1939 BTA LEXIS 870 | B.T.A. | 1939

Lead Opinion

OPINION.

MtjRdock:

The Commissioner determined a deficiency in income tax of $1,773.09 for the year 1935. The only issue for decision is whether the petitioner is entitled to deduct, as an ordinary and necessary expense, a part of $7,769.54 paid as premiums on insurance upon his own life. The facts are found as stipulated by the parties.

The petitioner, an individual, was a member of the partnership of Iselin-Jefferson Co., during 1935 and for several years prior thereto. The other partner, William Iselin & Co., likewise a partnership, furnished most of the capital, while the petitioner furnished valuable personal service and contacts with textile mills. The partnership acted as selling agent for textile mills, including the Fitzgerald Cotton Mills and Cochran Cotton Mills. These two mills were heavily indebted in 1931 to William Iselin & Co. and to a bank. The mills needed additional funds to operate. The “petitioner’s relationship as a partner in Iselin-Jefferson Company had also become involved” so that the other partner was considering a dissolution. The petitioner had to furnish some additional guarantee in order to retain the accounts of the two mills and thus continue the partnership, which was his only source of livelihood. He, therefore, guaranteed the debts of the two mills to his partner and the bank, assigned a life insurance policy on his life for $78,000 to the bank, and named his partner as beneficiary in policies on his life for $100,000. He agreed to pay the premiums on the policies. No change was made in the policies thereafter through 1935. The petitioner paid the premiums on those policies and also on another policy during 1935. The petitioner does not contend that the premium upon the latter policy is deductible. The total premiums paid on all policies in 1935 was $7,769.54, of which $314.40, apparently, is not now claimed as a deduction. The assets of the petitioner in 1935 were worth about $161,-388.36, excluding the policies for $178,000, above mentioned, and his interest in the partnership. The debts of the two mills which he had guaranteed amounted to $544,938.88 in 1935. He also owed $159,000 *275to his partnership and about $20,000 to others in 1985. The financial condition of the two mills is not disclosed in this record. The petitioner deducted $7,769.54 on his return for 1985 as an ordinary and necessary expense of his business and the Commissioner disallowed the deduction in determining the deficiency. Other adjustments are not contested.

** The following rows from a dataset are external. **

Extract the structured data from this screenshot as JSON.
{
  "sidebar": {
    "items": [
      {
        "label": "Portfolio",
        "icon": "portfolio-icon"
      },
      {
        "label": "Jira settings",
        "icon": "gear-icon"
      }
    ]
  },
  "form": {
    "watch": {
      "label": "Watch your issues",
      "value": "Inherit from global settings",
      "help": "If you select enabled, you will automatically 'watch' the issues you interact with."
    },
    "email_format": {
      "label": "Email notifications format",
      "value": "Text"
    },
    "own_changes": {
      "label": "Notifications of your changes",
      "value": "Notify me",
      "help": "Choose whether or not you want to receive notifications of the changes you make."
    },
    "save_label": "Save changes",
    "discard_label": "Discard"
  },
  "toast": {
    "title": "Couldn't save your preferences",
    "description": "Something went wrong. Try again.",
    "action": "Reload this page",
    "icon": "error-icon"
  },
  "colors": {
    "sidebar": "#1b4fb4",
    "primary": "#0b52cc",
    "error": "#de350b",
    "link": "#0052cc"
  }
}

Section 24 (a) of the Revenue Act of 1934 provides that no deduction shall be allowed for “premiums paid on any life insurance policy covering the life of any officer or employee, or of any person financially interested in any trade or business carried on by the taxpayer, when the taxpayer is directly or indirectly a beneficiary under such policy.” The petitioner cites some departmental rulings which, if they were not distinguishable, would only show inconsistency upon the part of the Commissioner and would not be authority for requiring the Commissioner to allow the deduction claimed here. Furthermore, the cases ruled upon are distinguishable. Two of them involved premiums upon surety bonds given to indemnify an employer in case of loss suffered as a result of the employment. In none of the cases could the proceeds of the bonds or insurance benefit the taxpayer by satisfying his debts or otherwise. The cases of Omaha Elevator Co., 6 B. T. A. 817, and L. Hyman & Co., 21 B. T. A. 159, mentioned in the petitioner’s brief, do not help him.

The petitioner attempts to show some analogy between his case, where he was trying to protect his source of livelihood, and cases where an employer pays premiums upon life insurance for employees. Cf. Berizzi Brothers Co., 16 B. T. A. 1307; art. 24-3, Regulations 84. The analogy is not apparent to the Board.

The respondent contends that the deduction is expressly denied by section 24 (a) (4). He argues that the petitioner would be benefited directly or indirectly within the meaning of the act if the proceeds of the policies were used to discharge the indebtedness of the petitioner. Edwin M. Klein, 31 B. T. A. 910; affd., 84 Fed. (2d) 310; Rieck v. Heiner, 25 Fed. (2d) 453; certiorari denied, 277 TJ. S. 608. See also Benjamin Barron, 14 B. T. A. 1022. Cf. Joseph Nussbaum, 19 B. T. A. 868. The policies in the Klein, Rieele, and Barron cases were used as collateral by a primary debtor, while here the petitioner used them to support his guarantee. This difference may or may not be important. A better case for the respondent is that of J. H. Parker, 13 B. T. A. 115. The record does not indicate that the two mills would never be able to discharge their own debts and thus relieve the petitioner from his guarantee. If he were thus relieved, could he contend that these premiums were paid upon policies under which he would not benefit? This record does not show that he *276would not benefit directly or indirectly from these policies. Since be has failed to show that section 24 (a) (4) is inapplicable, consideration of whether the payments were ordinary and necessary expenses of any business of the petitioner becomes unnecessary. Cf. Joseph Nussbaum, supra.

Decision will be entered for the respondent.